More specifics on all that in a moment.
But, it seems in retrospect the most valuable person in this post season U of L turnaround — One Guy’s Opinion — is Ken Langford.
You will recall he’s the ump who tossed Card closer Michael McAvene for no reason really at the end of the IU game last Sunday. Louisville held on 9-7 in a must win situation. And, chip on their shoulders, the Cardinals, pissed that their mate was unjustifiably in exile, have for the most part been a different team at the plate and on the mound since.
So, it’s one guy’s opinion that Langford’s thin-skinned ejection was the catalyst for U of L’s surge to — Where Peyton? — that’s right. Omaha.
U of L kicked it in early. Drew Campbell stroked in two with none out yet in the top of the 2d. The good guys scored again on a wild pitch. 3-0.
Louisville took charge — and frankly broke the Pirates will — with another three spot in the 3d. Lavey with a two out, 2 RBI double and Davis with a run scoring single were the perps.
ECU hurlers surrendered lead off walks in both those innings. I’d mention their names, but Pirate coach Cliff Godwin, who walks like John Wayne heading into a gunfight, used six, and, truth be told, I lost track somewhere along the way. Not that it matters. None were able to cool off the Cards.

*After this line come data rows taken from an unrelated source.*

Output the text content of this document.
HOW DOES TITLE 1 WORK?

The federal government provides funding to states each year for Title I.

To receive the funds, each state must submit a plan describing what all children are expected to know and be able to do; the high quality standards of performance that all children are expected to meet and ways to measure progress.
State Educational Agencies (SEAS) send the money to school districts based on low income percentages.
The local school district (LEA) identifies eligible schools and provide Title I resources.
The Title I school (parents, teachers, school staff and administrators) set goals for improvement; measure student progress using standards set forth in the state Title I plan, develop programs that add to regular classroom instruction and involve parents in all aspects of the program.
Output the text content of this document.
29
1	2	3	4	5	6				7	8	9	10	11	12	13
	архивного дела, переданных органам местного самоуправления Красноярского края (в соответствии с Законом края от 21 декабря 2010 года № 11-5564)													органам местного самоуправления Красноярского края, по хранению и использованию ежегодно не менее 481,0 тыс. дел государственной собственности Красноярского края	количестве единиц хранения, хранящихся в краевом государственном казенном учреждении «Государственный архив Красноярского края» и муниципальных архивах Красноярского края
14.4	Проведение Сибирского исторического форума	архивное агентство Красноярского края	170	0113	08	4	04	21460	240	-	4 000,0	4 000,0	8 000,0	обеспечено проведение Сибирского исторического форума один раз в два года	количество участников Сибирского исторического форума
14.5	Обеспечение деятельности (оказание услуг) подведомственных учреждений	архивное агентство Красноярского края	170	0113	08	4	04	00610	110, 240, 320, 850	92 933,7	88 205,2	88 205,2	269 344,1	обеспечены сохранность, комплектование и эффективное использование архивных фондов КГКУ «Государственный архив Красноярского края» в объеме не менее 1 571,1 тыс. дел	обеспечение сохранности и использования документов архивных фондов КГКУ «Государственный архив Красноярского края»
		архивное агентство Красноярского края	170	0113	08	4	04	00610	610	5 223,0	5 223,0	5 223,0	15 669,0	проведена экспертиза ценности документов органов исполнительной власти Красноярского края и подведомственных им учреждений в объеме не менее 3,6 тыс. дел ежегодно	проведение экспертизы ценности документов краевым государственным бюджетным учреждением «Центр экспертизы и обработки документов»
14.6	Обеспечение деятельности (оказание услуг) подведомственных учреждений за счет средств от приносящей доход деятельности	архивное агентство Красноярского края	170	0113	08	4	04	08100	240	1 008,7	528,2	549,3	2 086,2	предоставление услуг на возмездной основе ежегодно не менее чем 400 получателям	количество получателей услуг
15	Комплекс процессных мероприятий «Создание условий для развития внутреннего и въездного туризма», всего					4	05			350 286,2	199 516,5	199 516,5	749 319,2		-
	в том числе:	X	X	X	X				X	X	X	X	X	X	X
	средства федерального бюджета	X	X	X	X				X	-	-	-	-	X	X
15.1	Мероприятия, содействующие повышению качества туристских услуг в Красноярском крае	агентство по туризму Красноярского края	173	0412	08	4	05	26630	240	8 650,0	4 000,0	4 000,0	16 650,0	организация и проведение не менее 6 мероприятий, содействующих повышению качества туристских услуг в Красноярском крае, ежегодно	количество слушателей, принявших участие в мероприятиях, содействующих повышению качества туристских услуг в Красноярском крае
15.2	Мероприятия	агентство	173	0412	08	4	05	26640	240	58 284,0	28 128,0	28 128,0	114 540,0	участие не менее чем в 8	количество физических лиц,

The Cardinals added three more in the 5th, to essentially seal the deal. But added another three in the 9th, those with two gone. Just to make sure the Pirates understood completely who was in control of the ship.
* * * * *
Were Miller to complete that No No, you’d have heard another old fart remembrance of a famous no-hitter in Louisville from yesteryear.
Back when the local AAA team was still the Colonels, and having moved from Parkway Field to the Fairgrounds, a hurler named Juan Pizzaro pitched a no-hitter.
What makes it so memorable is that there was some free ticket giveaway that night and the stands were jammed. Of course, half of our burg’s baseball population alive then now claim to have been in the house. I was not. But I did listen to the end of the game on the radio.
Whenever it comes up in conversation, everyone else at the table claims to have been there.
* * * * *
And if a trip to the CWS secured, shutting down East Carolina’s bats with boffo pitching, and outscoring the Pirates 26-1 weren’t enough, I got a special package in the mail when I returned home. It was the cherry and whipped cream on top of the sundae.
From my old pal Bill, a t-shirt with an image of a Don Mossi baseball card on the front.
There’s a great back story to this garment, too long to relate here, but you can read about it — and you should — here.
Next up: Duke or Vandy in . . . all together now . . . Omaha.
— Seedy K
Juan Pizzaro – I wasn’t there and didn’t remember the no-no until you refreshed my recollection – went on for a pretty good stint with the ChiSox as I recall. Thanks for the memory!
Ron, you’re the only other person I’ve communicated with about it who admits to not being there. I think it was like Dean’s Milk Giveaway Night or something.
Well, I also wasn’t there but after reading your posts over the years I feel that we shared many experiences in being brought up in Louisville at about the same time.
My friends and I lived and died Colonel baseball and were there the night Maury McDermott struck out 20 against the St. Paul Saints! We rode home on the bus that night and it’s all we could talk about.